In the room “Life on a Slave Ship,” where Cora dons a sailor outfit, she observes that “[t]here had been no kidnapped boys swabbing the decks and earning pats on the head from white kidnappers. The enterprising African boy whose fine leather boots she wore would have been chained belowdecks, swabbing his body in his own filth” (116). And in the room “Typical Day on a Plantation,” she notes that “slave work was sometimes spinning thread, yes; most times it was not. No slave had ever keeled over dead at a spinning wheel or been butchered for a tangle” (116).

Readers witness Cora’s reflections knowing them to be the observations of a fictional character but realizing as well that that the tableaux vivant of the Museum of Natural Wonders are as fictional as the novel, itself. Cora is not a historical figure, but her plight parallels the harrowing experiences of real-life fugitive slaves, a truth that Whitehead underscores by prefacing his state-titled chapters with runaway slave advertisements  (from the digital collections at the University of North Carolina at Greensboro). The chapters named for characters are free of those ads, symbolically liberating them from the Fugitive Slave Laws that impede their journey on Whitehead’s literal Underground Railroad.

Some readers may question Whitehead’s choice to create an actual Underground Railroad, turning the metaphor into a series of subterranean tracks, noting the apparent irony of such deviations even as the novel’s central character meditates on historical inaccuracies. But Whitehead is a novelist, not a historian. His aim is not to produce a history but to breathe life into characters who speak truths from their fictional worlds—not our current terrain of alternative facts but a reimagined past where Cora astutely critiques what Whitehead called a  “sanitized history” in his recent appearance at Lenoir-Rhyne University.

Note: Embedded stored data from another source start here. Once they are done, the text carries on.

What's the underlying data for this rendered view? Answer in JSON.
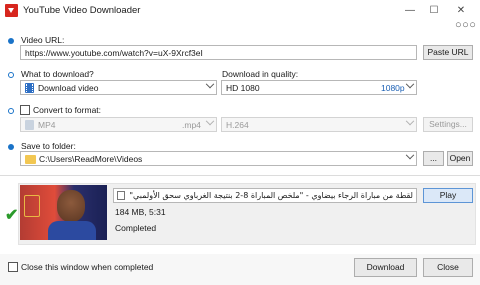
{
  "window": {
    "title": "YouTube Video Downloader",
    "minimize_glyph": "—",
    "maximize_glyph": "☐",
    "close_glyph": "✕",
    "more_glyph": "○○○"
  },
  "url_section": {
    "label": "Video URL:",
    "value": "https://www.youtube.com/watch?v=uX-9Xrcf3eI",
    "paste_button": "Paste URL"
  },
  "what_section": {
    "label": "What to download?",
    "selected": "Download video"
  },
  "quality_section": {
    "label": "Download in quality:",
    "selected": "HD 1080",
    "badge": "1080p"
  },
  "convert_section": {
    "label": "Convert to format:",
    "format": "MP4",
    "format_ext": ".mp4",
    "codec": "H.264",
    "settings_button": "Settings..."
  },
  "folder_section": {
    "label": "Save to folder:",
    "path": "C:\\Users\\ReadMore\\Videos",
    "browse_button": "...",
    "open_button": "Open"
  },
  "result": {
    "video_title": "لقطة من مباراة الرجاء بيضاوي - \"ملخص المباراة 8-2 بنتيجة الغرباوي سحق الأولمبي\"",
    "size_duration": "184 MB, 5:31",
    "status": "Completed",
    "play_button": "Play",
    "check_glyph": "✔"
  },
  "bottom": {
    "close_when_completed_label": "Close this window when completed",
    "download_button": "Download",
    "close_button": "Close"
  },
  "colors": {
    "accent": "#1a73c8",
    "quality_badge": "#1a5fb4",
    "success": "#2b9a2b",
    "brand_red": "#d7261e"
  }
}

Sanitized versions of the past deny truths laid bare by Whitehead’s novel and other alternate histories. Notably, last year marked not only the publication of The Underground Railroad but also Ben Winters’ Underground Airlines. The fictional worlds of both novels evoke the legacies of slavery that remain, though the truths of those legacies—police brutality and anti-immigration policy, among them—may be obscured by rhetoric and mythos. As Cora in her role as a living, breathing mannequin observes: “Truth was a changing display in a shop window, manipulated by hands when you weren’t looking, alluring and ever out of reach” (116).  At the novel’s close, readers unsettled by the difficult truths within the fiction, can at least find solace in the last image of Cora, still headed north and still out of reach.

Works Cited

Whitehead, Colson. “An Evening with Colson Whitehead.” 14 Sept. 2017, P.E. Monroe Auditorium, Lenoir Rhyne U., Hickory, NC.

—. The Underground Railroad. Doubleday, 2016.